Dokrpi flyer Daras Buku Surat-surat Ti Jepang Edisi Perdana
Ngaji Literasi edisi Daras Buku Surat-surat Ti Jepang tidak lahir di ruang hampa melainkan berpijak pada alasan berlogika. Alasan yang menjadikan mengapa upaya review atas buku berbahasa daerah--dalam konteks ini berbahasa Sunda--menarik untuk diperbincangkan. Lantas, memang apa saja alasan yang diusung?
Menepati janji mengulas buku adalah alasan pertama. Dahulu, saya mendapatkan buku Surat-surat Ti Jepang saat kopdar SPK Tulungagung ke-dua di kediaman Prof. Naim di perumahan BMW Bago. Buku yang terdiri dari enam jilid itu lantas dibagi dua: antara saya dan Bang Woks.
Masing-masing orang mendapatkan tiga jilid. Saya mendapatkan buku bagian jilid satu hingga jilid tiga. Sedangkan Bang Woks sisanya, tiga jilid terakhir. Persis di sela-sela pembagian buku, saya sempat usul untuk saling mencicipi seri buku jika sama-sama telah menyelesaikan buku bacaan yang ada.
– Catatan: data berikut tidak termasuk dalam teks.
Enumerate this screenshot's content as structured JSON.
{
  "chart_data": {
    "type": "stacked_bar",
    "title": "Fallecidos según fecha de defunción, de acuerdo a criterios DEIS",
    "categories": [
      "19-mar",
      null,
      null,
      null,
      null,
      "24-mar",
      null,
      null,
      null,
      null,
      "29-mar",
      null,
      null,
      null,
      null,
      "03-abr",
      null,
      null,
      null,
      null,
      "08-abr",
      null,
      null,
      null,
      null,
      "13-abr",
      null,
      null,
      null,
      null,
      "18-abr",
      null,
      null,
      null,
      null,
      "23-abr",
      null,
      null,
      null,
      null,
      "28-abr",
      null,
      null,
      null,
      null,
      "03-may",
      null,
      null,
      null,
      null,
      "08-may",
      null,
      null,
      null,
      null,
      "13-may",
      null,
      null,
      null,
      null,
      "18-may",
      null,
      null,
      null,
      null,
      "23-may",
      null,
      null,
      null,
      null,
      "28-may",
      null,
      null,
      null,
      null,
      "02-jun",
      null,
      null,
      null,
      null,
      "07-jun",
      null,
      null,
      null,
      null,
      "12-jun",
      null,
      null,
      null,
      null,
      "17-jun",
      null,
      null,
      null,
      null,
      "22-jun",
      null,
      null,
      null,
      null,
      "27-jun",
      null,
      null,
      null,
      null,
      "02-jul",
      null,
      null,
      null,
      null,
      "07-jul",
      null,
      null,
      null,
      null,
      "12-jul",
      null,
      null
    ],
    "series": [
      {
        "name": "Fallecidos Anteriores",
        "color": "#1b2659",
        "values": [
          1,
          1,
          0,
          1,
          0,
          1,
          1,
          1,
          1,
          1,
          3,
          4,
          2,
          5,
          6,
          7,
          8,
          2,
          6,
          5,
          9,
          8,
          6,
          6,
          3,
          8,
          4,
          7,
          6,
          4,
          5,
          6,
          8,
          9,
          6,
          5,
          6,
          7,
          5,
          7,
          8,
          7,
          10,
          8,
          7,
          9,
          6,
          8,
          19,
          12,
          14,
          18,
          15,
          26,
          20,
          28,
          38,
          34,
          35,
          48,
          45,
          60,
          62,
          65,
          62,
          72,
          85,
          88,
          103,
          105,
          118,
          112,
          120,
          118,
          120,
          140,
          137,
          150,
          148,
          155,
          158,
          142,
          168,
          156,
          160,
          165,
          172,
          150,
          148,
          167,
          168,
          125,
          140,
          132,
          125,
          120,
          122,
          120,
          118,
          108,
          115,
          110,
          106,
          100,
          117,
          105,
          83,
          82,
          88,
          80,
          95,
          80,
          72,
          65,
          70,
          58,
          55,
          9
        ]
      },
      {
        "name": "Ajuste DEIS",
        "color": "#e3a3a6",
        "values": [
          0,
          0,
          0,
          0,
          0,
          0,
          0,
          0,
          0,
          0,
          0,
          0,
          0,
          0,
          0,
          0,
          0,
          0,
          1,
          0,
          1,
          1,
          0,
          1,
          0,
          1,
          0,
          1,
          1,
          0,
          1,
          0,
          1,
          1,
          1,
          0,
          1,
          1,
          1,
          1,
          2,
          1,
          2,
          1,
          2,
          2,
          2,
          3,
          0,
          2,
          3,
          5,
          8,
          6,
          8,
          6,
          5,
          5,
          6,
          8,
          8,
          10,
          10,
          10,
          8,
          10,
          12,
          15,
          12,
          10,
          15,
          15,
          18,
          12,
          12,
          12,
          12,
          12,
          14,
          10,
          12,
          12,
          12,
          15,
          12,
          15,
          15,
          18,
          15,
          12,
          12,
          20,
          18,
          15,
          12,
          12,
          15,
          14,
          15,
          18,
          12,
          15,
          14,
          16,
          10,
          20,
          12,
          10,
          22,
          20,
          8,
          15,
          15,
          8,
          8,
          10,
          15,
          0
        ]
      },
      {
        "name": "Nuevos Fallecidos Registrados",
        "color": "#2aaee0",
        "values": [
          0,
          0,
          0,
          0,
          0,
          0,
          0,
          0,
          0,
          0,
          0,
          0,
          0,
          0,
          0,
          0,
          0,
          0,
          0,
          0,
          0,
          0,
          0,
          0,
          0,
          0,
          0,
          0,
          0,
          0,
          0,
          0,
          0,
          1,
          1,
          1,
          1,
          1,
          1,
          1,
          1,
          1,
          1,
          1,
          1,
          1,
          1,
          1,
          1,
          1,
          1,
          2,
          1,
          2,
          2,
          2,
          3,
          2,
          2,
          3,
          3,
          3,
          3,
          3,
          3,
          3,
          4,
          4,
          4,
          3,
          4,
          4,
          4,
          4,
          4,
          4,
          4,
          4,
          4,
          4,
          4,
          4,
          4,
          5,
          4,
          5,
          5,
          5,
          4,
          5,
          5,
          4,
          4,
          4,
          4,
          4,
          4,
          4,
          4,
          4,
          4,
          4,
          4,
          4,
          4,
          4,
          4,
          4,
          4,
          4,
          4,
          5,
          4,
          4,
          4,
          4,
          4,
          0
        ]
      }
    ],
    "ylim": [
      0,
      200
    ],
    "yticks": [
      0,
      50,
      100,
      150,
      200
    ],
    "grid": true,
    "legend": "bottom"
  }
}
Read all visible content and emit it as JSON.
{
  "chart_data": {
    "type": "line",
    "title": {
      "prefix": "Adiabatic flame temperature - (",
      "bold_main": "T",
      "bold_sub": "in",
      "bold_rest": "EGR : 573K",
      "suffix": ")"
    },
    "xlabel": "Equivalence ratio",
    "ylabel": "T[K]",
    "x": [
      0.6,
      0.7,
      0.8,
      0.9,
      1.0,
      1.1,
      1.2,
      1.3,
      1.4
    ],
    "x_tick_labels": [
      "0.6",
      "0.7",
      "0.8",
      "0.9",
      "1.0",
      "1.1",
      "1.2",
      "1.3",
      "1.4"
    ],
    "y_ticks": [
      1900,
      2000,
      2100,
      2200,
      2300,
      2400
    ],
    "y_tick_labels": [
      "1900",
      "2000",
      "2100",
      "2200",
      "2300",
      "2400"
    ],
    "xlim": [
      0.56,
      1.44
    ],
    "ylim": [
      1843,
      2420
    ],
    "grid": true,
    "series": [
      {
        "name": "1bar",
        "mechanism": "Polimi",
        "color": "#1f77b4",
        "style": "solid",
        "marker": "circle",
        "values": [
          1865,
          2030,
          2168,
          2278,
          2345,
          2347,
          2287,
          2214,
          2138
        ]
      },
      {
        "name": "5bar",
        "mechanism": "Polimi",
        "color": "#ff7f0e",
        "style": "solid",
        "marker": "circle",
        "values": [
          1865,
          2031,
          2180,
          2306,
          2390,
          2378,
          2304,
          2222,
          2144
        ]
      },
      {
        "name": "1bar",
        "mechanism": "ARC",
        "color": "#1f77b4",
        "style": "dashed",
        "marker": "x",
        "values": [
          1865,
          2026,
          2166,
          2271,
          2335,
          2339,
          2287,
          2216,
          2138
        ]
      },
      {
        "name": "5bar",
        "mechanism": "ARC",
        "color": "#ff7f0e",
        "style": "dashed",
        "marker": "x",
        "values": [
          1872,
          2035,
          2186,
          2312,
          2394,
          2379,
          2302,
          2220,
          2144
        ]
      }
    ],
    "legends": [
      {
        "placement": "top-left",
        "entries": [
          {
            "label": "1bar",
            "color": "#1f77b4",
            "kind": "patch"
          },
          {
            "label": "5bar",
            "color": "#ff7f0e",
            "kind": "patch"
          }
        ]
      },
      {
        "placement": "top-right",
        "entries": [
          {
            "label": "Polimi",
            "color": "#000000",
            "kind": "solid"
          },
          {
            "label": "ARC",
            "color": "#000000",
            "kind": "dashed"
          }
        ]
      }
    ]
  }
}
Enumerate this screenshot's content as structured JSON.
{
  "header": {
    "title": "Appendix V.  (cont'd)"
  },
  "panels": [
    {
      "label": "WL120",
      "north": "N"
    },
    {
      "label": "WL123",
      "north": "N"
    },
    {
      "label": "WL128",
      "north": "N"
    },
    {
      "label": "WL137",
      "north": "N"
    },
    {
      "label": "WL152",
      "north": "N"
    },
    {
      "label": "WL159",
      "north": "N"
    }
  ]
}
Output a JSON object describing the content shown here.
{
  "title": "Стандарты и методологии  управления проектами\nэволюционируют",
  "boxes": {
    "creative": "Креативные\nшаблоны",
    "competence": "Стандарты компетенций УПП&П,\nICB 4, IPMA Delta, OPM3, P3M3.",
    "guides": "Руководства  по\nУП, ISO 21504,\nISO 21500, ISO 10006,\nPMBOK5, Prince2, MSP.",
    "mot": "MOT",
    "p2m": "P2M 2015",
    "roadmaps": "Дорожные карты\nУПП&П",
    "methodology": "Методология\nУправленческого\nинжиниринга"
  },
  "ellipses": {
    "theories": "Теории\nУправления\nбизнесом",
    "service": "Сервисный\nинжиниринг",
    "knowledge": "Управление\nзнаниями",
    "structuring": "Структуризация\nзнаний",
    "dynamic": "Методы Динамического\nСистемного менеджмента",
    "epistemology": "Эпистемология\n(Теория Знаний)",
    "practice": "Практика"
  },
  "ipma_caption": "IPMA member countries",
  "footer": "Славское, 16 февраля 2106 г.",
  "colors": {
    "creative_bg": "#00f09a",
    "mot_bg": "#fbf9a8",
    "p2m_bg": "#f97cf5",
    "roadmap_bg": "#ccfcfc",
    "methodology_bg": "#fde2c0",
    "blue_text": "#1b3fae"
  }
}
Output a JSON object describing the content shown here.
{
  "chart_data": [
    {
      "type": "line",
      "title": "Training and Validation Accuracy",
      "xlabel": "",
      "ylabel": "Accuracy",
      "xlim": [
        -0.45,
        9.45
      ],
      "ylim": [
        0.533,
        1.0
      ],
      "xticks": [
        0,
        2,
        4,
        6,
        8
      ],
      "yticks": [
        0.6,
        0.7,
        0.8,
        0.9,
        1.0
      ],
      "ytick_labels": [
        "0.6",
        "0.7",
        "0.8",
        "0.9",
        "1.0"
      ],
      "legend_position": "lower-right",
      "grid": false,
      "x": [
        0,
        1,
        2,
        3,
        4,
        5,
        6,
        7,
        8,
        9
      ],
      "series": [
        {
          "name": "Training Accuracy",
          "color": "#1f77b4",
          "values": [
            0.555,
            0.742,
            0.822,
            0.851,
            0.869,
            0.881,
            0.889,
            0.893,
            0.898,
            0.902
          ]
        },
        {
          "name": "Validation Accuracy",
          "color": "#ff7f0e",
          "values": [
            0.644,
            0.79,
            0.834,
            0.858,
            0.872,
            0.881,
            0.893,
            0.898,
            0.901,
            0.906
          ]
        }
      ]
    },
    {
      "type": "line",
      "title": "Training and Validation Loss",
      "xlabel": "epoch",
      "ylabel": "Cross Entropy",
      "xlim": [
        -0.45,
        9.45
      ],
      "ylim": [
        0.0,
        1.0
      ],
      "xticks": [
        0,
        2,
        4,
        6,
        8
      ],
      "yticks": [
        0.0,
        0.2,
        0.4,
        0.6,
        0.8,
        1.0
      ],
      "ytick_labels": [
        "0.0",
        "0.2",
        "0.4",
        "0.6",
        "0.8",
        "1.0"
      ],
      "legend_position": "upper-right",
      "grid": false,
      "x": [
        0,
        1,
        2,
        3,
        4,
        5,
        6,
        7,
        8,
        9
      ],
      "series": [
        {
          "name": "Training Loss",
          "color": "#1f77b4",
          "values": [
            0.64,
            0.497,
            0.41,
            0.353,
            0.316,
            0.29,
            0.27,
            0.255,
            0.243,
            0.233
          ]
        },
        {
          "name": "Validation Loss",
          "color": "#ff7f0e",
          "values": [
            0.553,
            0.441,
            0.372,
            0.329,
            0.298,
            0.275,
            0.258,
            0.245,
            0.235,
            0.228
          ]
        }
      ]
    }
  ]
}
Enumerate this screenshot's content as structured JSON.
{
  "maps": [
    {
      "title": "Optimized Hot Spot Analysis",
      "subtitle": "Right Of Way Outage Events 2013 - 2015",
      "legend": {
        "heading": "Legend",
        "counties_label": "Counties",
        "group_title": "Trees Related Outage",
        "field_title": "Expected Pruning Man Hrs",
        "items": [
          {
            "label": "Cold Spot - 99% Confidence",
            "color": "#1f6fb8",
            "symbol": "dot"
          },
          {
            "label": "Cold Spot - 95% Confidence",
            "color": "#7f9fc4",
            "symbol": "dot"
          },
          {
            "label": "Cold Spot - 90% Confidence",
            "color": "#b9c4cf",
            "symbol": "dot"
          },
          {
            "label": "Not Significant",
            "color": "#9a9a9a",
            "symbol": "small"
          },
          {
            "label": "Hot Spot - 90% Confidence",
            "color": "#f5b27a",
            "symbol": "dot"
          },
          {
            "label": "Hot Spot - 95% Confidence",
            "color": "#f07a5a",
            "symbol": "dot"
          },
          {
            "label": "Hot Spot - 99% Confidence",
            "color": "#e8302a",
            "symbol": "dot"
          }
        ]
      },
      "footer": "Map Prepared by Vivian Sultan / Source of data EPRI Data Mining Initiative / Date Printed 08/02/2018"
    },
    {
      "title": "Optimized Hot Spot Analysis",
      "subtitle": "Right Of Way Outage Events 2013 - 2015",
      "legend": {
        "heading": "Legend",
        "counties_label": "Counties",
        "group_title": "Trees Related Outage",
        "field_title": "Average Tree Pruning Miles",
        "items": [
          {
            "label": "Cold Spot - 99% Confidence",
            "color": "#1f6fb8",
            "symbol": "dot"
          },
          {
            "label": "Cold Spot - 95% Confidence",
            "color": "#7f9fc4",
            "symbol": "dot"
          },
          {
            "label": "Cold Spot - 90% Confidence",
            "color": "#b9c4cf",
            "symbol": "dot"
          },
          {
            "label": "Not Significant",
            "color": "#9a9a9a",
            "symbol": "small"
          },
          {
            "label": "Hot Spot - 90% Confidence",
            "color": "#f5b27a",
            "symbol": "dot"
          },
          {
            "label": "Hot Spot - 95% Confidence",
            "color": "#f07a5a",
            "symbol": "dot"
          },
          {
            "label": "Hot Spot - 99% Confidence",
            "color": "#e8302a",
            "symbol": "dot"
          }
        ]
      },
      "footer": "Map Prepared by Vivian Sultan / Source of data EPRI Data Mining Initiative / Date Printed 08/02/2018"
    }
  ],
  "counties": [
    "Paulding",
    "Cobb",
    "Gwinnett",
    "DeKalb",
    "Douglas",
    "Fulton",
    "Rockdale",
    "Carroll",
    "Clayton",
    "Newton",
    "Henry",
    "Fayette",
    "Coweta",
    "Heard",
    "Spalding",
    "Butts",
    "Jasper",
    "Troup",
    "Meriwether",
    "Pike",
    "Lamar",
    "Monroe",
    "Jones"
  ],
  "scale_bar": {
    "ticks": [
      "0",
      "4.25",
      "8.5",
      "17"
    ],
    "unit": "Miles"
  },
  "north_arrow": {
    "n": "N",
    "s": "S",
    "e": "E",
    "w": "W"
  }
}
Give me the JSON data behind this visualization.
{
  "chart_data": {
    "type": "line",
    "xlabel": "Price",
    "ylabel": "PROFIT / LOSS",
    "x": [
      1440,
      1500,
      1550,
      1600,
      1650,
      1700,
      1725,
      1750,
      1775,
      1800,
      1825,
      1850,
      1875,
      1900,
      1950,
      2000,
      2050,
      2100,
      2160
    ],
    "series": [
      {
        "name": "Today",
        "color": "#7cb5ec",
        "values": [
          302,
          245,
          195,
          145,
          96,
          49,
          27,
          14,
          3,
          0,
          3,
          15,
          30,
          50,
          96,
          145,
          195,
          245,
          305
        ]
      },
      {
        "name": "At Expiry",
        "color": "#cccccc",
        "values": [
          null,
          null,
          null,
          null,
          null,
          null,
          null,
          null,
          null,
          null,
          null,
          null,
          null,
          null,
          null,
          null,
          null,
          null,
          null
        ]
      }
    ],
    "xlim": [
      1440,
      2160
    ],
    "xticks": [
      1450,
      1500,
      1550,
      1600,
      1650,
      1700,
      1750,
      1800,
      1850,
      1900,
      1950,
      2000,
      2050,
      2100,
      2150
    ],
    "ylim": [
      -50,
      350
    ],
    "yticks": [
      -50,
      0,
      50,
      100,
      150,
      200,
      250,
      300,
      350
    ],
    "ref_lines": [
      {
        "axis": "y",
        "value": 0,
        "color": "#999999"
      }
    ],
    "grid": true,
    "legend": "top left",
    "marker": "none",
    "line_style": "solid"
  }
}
Tenggat khatam baca buku ditentukan. Dua tangan saling berjabatan. Akan tetapi seiring berjalannya waktu, pada akhirnya kita sama-sama belum mengkhatamkan bagian masing-masing. Harus diakui dengan lantang, bahwa membaca buku berbahasa ibu (baca: berbahasa daerah di mana kami dilahirkan) faktanya bukanlah sesuatu hal yang mudah.
Tidak semudah ngedabrus bersama teman saat kumpul di tongkrongan. Mengapa demikian? Sebab ada begitu banyak istilah dan kata bahasa Sunda yang bersifat buhun. Buhun berarti lawas. Di kala buntu, saya pribadi bertanya langsung kepada ibu mengenai beberapa arti kata dan kalimat yang tampak asing.
Dalam mengartikan bahasa daerah, kehadiran, keterlibatan dan kontribusi native memang penting. Terlebih jika kita tidak memiliki kamus besar bahasa daerah di rumah. Kendati kamus besar bahasa daerah sudah selaiknya dapat diakses dengan mudah di zaman teknologi digital namun hal itu tidak bisa menjadi bahan pegangan.
Mengapa demikian? Sebab belum tentu mesin pencari itu mampu melakukan kerja sesuai instruksi. Selain itu apa yang dimaksud bisa jadi tidak ditemukan alias nihil. Maklum saja, data yang tersimpan di mesin pencarian hakikatnya tetap terbatas. Tergantung derasnya upaya input data dari user berbagai kanal media sosial-digital.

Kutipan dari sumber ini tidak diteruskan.